The Militant (logo)  

Vol. 73/No. 26      July 13, 2009

 
‘Tom Leonard made politics
accessible to worker militants’
(front page)
 
BY AMANDA ULMAN  
HOUSTON—Tom Leonard’s six decades as a communist militant and leader of the Socialist Workers Party were celebrated here June 27. The meeting, held at the Socialist Workers Party election campaign headquarters, was attended by some 30 people. Leonard died in Houston June 11 at the age of 84.

Speakers included SWP National Committee member Norton Sandler; B.J. Case, a leader of the fight by oil workers locked out by Crown Central Petroleum in the mid-1990s; and Jacquie Henderson, from the SWP branch in Houston. Steve Warshell, organizer of the Houston SWP branch executive committee, chaired the meeting.

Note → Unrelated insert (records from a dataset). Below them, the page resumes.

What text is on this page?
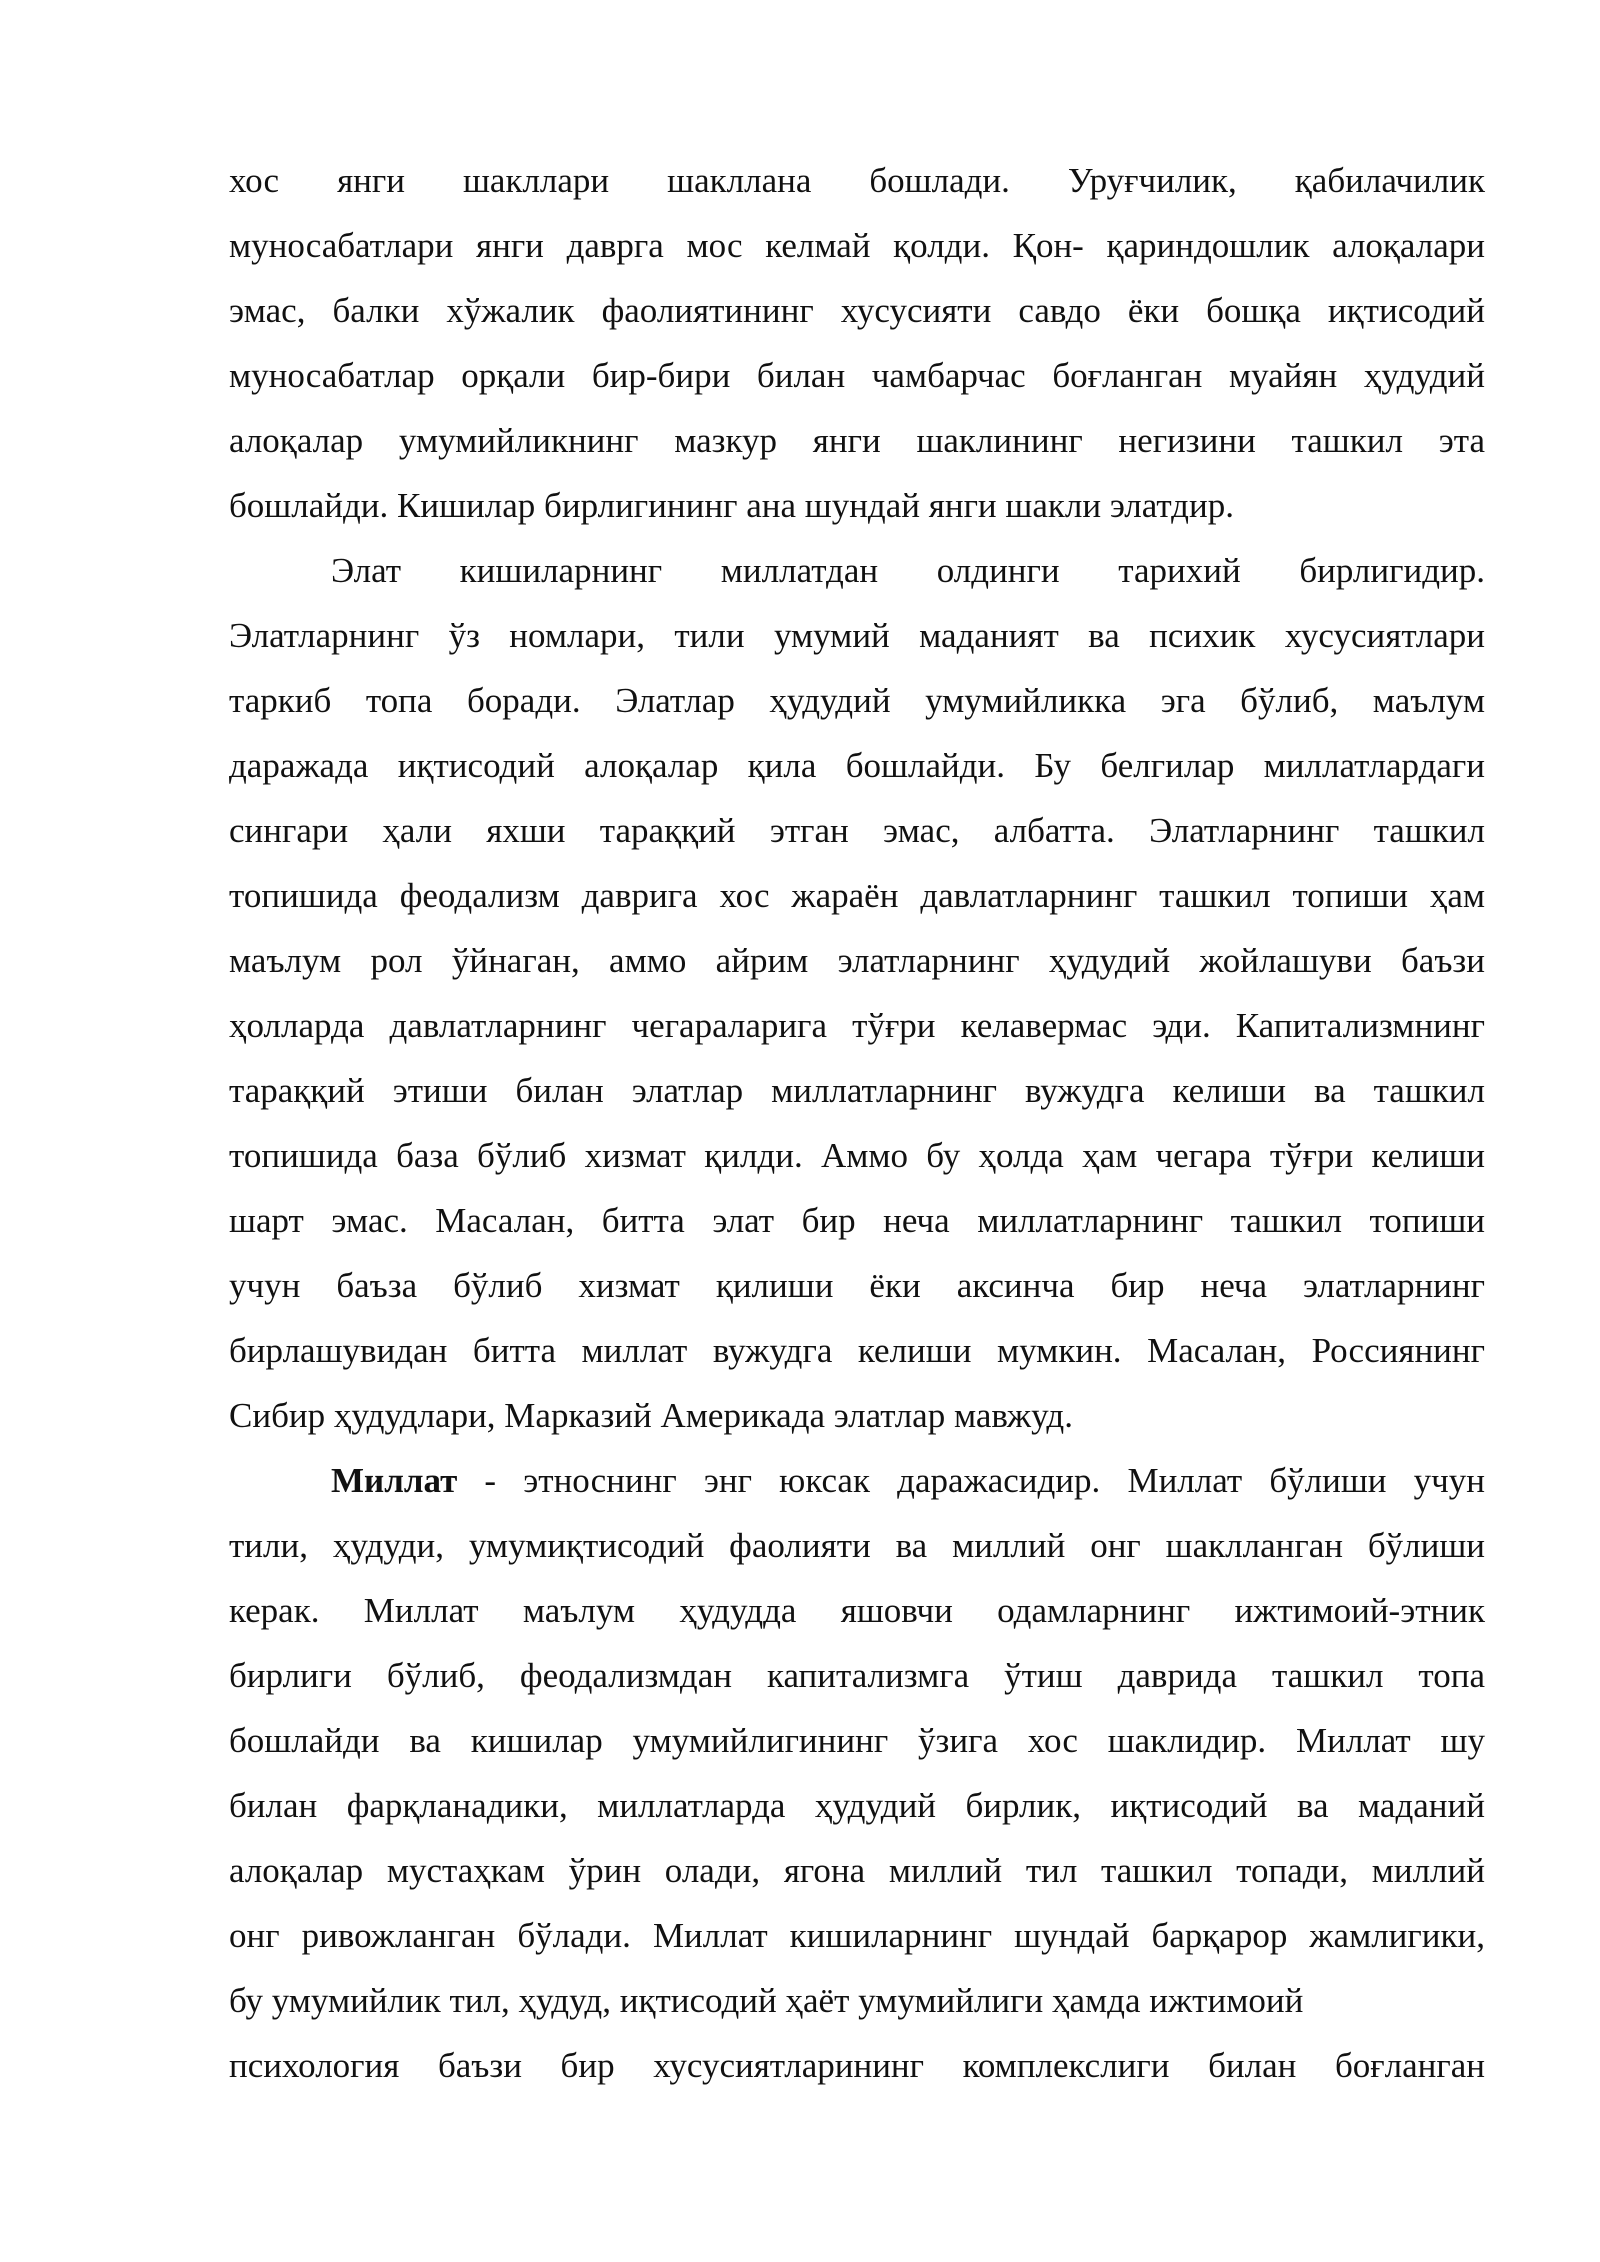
хос янги шакллари шакллана бошлади. Уруғчилик, қабилачилик
муносабатлари янги даврга мос келмай қолди. Қон- қариндошлик алоқалари
эмас, балки хўжалик фаолиятининг хусусияти савдо ёки бошқа иқтисодий
муносабатлар орқали бир-бири билан чамбарчас боғланган муайян ҳудудий
алоқалар умумийликнинг мазкур янги шаклининг негизини ташкил эта
бошлайди. Кишилар бирлигининг ана шундай янги шакли элатдир.

Элат кишиларнинг миллатдан олдинги тарихий бирлигидир.
Элатларнинг ўз номлари, тили умумий маданият ва психик хусусиятлари
таркиб топа боради. Элатлар ҳудудий умумийликка эга бўлиб, маълум
даражада иқтисодий алоқалар қила бошлайди. Бу белгилар миллатлардаги
сингари ҳали яхши тараққий этган эмас, албатта. Элатларнинг ташкил
топишида феодализм даврига хос жараён давлатларнинг ташкил топиши ҳам
маълум рол ўйнаган, аммо айрим элатларнинг ҳудудий жойлашуви баъзи
ҳолларда давлатларнинг чегараларига тўғри келавермас эди. Капитализмнинг
тараққий этиши билан элатлар миллатларнинг вужудга келиши ва ташкил
топишида база бўлиб хизмат қилди. Аммо бу ҳолда ҳам чегара тўғри келиши
шарт эмас. Масалан, битта элат бир неча миллатларнинг ташкил топиши
учун баъза бўлиб хизмат қилиши ёки аксинча бир неча элатларнинг
бирлашувидан битта миллат вужудга келиши мумкин. Масалан, Россиянинг
Сибир ҳудудлари, Марказий Америкада элатлар мавжуд.

Миллат - этноснинг энг юксак даражасидир. Миллат бўлиши учун
тили, ҳудуди, умумиқтисодий фаолияти ва миллий онг шаклланган бўлиши
керак. Миллат маълум ҳудудда яшовчи одамларнинг ижтимоий-этник
бирлиги бўлиб, феодализмдан капитализмга ўтиш даврида ташкил топа
бошлайди ва кишилар умумийлигининг ўзига хос шаклидир. Миллат шу
билан фарқланадики, миллатларда ҳудудий бирлик, иқтисодий ва маданий
алоқалар мустаҳкам ўрин олади, ягона миллий тил ташкил топади, миллий
онг ривожланган бўлади. Миллат кишиларнинг шундай барқарор жамлигики,
бу умумийлик тил, ҳудуд, иқтисодий ҳаёт умумийлиги ҳамда ижтимоий
психология баъзи бир хусусиятларининг комплекслиги билан боғланган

Case met Leonard while locked out by Crown in 1996, in a fight that included defending workers from a civil lawsuit by the company charging 14 workers with more than 400 acts of sabotage. “For six long years,” Case explained, “we were helped every day by people we never met. Tom was one of many who came. He probably spent the most time with all of us.” Case emphasized Leonard’s contribution in helping the locked-out workers reach out and win solidarity from other unions, from Black farmers, and others during their hard-fought struggle.

Henderson described the many public talks and forums Leonard gave across the United States and in Australia and New Zealand in 2002 as part of his work on the Maritime Project Fund. The fund enabled Leonard to work on pulling together the experiences of the SWP union fraction in the maritime industry. “He threw himself into his work,” Henderson said. “He made party history accessible to those joining the movement.”

Leonard joined the party in 1951. He lived in Houston for 28 of almost 60 years in the party. Sandler described the many important political developments in which the party branch in Houston took part during this time.

The SWP branch in Houston was chartered in the summer of 1970. Houston was a Ku Klux Klan-ridden city, with this racist and antilabor outfit having deep roots in the police department and at city hall, said Sandler.

In March 1971 the SWP headquarters was firebombed. The Klan tried to bust into the party headquarters but were turned back. A couple months after the firebombing, the party’s offices were shot full of bullet holes. The company insuring the building canceled its policy and for a few months the party could not get offices anywhere.

Sandler described how members of the SWP in Houston organized with others to spend nights guarding Fred Brode and his home. Brode was a leader of the movement against the Vietnam War whose house was frequently shot at by the KKK. The Pacifica radio station was firebombed. The Chicano rights movement and Black rights fighters faced similar rightist and racist violence.

The SWP worked with all kinds of forces to defend democratic rights and freedom of speech. Debbie Leonard, SWP candidate for Houston mayor, had televised debates with Frank Converse, head of the Klan. These debates received widespread publicity and exposed the lack of action against the Klan by city officials. As a result of this work with others, four Klansmen were indicted in June 1971 for acts of terrorism in the bombing of the SWP offices three months earlier.

In the mid-1970s members of the United Steelworkers of America began a struggle for the right to vote on their contracts. Part of this fight was the candidacy of Ed Sadlowski for president of the international union. Tom Leonard was a member of the Steelworkers union at that time and an activist in the Sadlowski campaign.

As part of his remarks, Sandler reviewed some of Leonard’s political experiences as a merchant seaman in World War II. “He studied on those ships. He read literature of the world, though he was modest about it. He never forgot the connection of struggles of the working class in this country to struggles around the world,” Sandler said.

Sandler concluded his remarks by thanking, on behalf of the Socialist Workers Party National Committee, the many contributors to the Maritime Project Fund and the Houston branch for making the work possible.

Participants stayed for hours after the meeting enjoying food and refreshments, getting to know each other, and continuing political discussion on a wide range of topics. Participants at the meeting came from Houston, San Antonio, New Orleans, New York, Seattle, San Francisco, and Atlanta. A national celebration of Leonard’s life and contributions will be held July 11 in New York during the party’s effort to get on the ballot in New York City.